We are making the matrix (biodiversity) of Life sterile and then we hear that to revive the south, or a part of the south, we need the bridge over the strait.
But to do what? To put south and north even more in competition (since the south lacks a network of essential connections).
A bridge built in this desert does only one thing: it makes our young people, our children, migrate further and further away from their roots at high speed.
The PNRR can draw its effect only if one thinks of the reconstruction of a territorial fabric but not in terms of markets and large commercial exchanges, according to the colonialist vision. The PNRR can make sense if every single person receives those addresses (which are not only monetary) and those facilities that make them the protagonist of themselves and the architect of the reconstruction of their territory.
In Sicily we have been working for some time in this direction; I just give you some useful elements to the theme.

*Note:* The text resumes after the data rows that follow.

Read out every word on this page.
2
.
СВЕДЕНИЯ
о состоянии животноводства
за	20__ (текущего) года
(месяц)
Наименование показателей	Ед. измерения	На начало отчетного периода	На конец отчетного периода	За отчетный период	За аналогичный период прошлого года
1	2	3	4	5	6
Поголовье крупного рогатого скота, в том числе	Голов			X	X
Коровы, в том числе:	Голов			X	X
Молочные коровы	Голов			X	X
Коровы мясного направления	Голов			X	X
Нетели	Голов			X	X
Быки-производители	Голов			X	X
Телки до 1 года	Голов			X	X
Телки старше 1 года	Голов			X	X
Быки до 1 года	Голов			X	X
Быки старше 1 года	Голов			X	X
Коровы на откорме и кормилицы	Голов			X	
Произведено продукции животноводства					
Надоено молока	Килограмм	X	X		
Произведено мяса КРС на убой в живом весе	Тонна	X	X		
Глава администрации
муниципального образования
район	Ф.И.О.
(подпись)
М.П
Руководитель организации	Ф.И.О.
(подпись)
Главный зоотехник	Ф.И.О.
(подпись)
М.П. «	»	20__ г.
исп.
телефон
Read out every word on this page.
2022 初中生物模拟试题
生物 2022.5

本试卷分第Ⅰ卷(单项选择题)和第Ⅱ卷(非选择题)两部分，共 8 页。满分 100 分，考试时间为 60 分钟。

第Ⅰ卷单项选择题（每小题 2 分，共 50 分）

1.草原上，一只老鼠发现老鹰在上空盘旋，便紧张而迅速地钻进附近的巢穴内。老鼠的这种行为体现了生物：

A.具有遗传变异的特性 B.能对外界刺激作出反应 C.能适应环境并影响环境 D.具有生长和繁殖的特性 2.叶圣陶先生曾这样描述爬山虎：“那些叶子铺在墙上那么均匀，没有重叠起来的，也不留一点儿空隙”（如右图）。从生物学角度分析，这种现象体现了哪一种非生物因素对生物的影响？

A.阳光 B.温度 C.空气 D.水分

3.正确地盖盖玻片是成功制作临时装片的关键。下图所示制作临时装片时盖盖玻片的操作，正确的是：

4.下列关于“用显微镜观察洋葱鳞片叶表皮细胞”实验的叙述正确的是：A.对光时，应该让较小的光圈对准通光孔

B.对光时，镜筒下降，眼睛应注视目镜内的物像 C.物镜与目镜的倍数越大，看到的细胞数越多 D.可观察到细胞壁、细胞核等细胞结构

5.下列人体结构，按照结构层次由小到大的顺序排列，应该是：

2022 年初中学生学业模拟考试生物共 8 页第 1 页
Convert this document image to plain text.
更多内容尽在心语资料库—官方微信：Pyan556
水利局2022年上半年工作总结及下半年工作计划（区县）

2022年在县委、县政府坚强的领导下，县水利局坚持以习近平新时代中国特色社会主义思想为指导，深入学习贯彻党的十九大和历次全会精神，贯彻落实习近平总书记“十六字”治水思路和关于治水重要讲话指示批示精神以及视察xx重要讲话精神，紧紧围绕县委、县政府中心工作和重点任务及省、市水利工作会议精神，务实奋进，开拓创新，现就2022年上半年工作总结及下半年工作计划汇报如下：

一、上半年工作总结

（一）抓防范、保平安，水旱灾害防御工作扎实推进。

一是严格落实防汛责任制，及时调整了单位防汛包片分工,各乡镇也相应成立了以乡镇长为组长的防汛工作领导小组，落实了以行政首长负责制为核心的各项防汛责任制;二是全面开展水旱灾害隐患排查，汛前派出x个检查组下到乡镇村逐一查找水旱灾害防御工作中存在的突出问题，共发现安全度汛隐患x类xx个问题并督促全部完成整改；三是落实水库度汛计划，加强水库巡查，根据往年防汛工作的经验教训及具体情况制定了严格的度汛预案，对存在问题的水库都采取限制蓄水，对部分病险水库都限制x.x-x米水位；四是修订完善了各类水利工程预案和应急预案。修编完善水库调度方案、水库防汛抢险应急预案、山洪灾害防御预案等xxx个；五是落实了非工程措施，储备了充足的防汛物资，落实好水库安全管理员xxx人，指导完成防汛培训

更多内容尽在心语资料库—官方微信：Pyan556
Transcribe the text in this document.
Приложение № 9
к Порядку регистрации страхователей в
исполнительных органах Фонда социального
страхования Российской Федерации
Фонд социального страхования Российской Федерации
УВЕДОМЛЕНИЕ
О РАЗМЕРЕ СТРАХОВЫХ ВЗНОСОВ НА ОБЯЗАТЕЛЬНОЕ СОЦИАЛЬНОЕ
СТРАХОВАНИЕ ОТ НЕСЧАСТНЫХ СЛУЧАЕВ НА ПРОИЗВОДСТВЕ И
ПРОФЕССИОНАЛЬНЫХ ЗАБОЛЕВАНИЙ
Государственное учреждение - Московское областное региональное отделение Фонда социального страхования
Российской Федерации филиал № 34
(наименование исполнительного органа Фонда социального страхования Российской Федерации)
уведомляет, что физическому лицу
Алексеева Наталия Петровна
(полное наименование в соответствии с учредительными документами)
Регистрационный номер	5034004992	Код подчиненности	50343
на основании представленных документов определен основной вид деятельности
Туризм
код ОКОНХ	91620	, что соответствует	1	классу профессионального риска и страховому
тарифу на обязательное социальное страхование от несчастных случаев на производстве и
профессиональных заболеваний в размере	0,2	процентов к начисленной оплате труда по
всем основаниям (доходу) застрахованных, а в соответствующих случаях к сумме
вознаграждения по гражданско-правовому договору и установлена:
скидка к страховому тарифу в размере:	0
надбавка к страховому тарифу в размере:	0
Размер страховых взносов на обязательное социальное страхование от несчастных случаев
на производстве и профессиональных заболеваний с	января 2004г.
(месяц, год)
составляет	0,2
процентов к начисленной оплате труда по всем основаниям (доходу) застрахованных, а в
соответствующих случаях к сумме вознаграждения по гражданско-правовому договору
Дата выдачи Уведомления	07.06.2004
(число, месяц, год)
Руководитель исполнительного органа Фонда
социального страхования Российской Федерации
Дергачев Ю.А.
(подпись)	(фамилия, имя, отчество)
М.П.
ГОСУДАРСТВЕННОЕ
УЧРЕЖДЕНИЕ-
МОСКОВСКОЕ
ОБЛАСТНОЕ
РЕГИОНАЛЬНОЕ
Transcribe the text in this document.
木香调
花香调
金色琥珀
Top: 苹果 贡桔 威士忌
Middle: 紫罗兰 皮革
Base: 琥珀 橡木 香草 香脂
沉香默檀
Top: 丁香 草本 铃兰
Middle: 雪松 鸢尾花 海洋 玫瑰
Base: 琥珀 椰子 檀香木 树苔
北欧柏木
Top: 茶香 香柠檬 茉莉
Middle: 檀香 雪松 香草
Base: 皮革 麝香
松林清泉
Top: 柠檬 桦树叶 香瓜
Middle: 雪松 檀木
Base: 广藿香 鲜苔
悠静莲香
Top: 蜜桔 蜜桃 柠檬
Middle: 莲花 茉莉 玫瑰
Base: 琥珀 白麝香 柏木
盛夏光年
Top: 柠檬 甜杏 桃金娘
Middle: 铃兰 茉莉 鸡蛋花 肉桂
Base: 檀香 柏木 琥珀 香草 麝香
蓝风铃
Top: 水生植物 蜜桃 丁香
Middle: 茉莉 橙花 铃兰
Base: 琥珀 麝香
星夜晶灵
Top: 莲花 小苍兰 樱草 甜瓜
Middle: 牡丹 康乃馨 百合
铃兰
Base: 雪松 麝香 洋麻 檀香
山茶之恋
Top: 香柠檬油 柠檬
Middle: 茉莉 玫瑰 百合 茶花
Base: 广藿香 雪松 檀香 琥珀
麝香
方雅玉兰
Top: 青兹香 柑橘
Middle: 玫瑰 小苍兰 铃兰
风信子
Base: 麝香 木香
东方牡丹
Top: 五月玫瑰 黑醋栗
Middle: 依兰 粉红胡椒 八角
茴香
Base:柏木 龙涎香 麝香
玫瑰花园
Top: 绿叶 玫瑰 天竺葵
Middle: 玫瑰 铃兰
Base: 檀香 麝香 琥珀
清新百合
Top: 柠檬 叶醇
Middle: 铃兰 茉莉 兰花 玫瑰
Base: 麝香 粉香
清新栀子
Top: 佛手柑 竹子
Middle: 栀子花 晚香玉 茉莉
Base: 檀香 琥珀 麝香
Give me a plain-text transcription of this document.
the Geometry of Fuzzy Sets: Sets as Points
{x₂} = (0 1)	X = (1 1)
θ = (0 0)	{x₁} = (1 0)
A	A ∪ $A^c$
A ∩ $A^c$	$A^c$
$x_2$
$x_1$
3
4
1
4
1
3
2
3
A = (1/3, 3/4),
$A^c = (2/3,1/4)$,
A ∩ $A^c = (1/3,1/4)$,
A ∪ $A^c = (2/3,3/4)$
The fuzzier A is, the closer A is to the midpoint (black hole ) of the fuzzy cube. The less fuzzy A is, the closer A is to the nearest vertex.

After a few years of work, an organized group of people managed to enact the Agroecology Law (first in Europe); a law that will have to initiate a gradual conversion of agricultural production to protect citizens and nature.
In July 2021, the same working group that led to the enactment of this law, prepared a Rural Energy Plan to ensure that individual farmers are the protagonists of the Ecological Transition and not the multinationals who will leave in addition to crumbs of their earnings a devastated territory both from an ecological and social point of view.
The examples tell us that the only way to give territorial equity to our country (which applies to the policies of all the countries of the world) is that we need to get out of that capitalist colonialist system which, for over a hundred years, has placed capital and its interests above all, like a hood that prevents politics from being such, enclosing it in the cages of financial efficiencies and social and ecological deficiencies.
Here the phrase attributed to Sitting Bull falls perfectly: “When they have polluted the last river, cut down the last tree, caught the last bison, caught the last fish, only then will they realize that they cannot eat the money accumulated in the their banks “.
It is not as much as will be spent in the north and in the south, which by its constitutionality must be the same for all citizens.
In recent months we have witnessed this sterile dialectic, with phrases such as “snatch in the south” and things like that. We regret that the debate has flattened out only on this, albeit important, aspect.
Here the priority, subject to the conditions of fairness, is to change the rules of the game. If we do not solve this equation, the PNRR will be of no use if not to increase the gap between north and south and to humiliate humanity and nature even more.